Monday, April 30, 2012

Reading response #6

This week I decided to continue reading "The Unbearable Lightness of Being" by Milan Kundera. I don't know how many pages I read because I read this book off and on since it hurts my brain to think about it for too long. There's a couple of ideas Kundera presents that I would like to elaborate on right now. One is the idea that it is easy for someone to take a light thought or action and turn it into a heavy one. He exemplifies this with Beethoven's 19th symphony "Es Muss Sein!" (it must be!).
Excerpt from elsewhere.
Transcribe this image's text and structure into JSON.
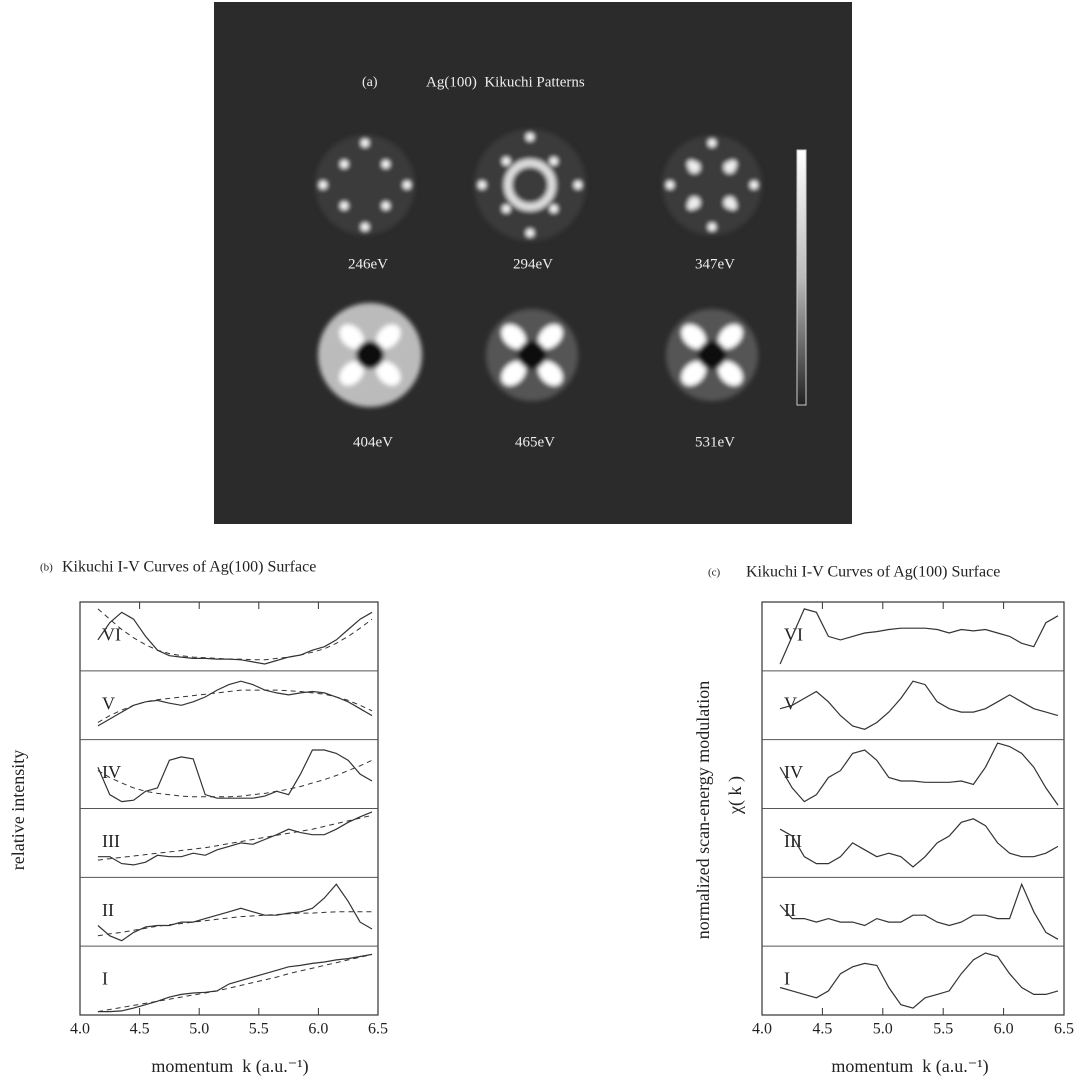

The whole idea behind the symphony is that one side goes "must it be?" and the other goes, "it must be!". Beethoven heard these words spoken by a friend who had to pay rent the next day and he said, "must it be?" and his landlord responded, "it must be!". This was just an everyday conversation that Beethoven took and made heavy by turning it into this huge question of life.. So big he decided to create an entire symphony based on these words. I think that people do this in everyday life as well. If somebody forgets to do something another person asks the other person gets offended and takes the action as something a lot heavier than what it was. The person thinks that because they forgot they don't have any respect for what that person says, and don't care about their needs. They take a simple action and read too much into it and give it all this meaning that it doesn't have. Maybe the person that forgot just didn't write it down because they didnt have a pen handy when they were being asked. But people don't think like that, and automatically give everything so much meaning that it doesn't possess.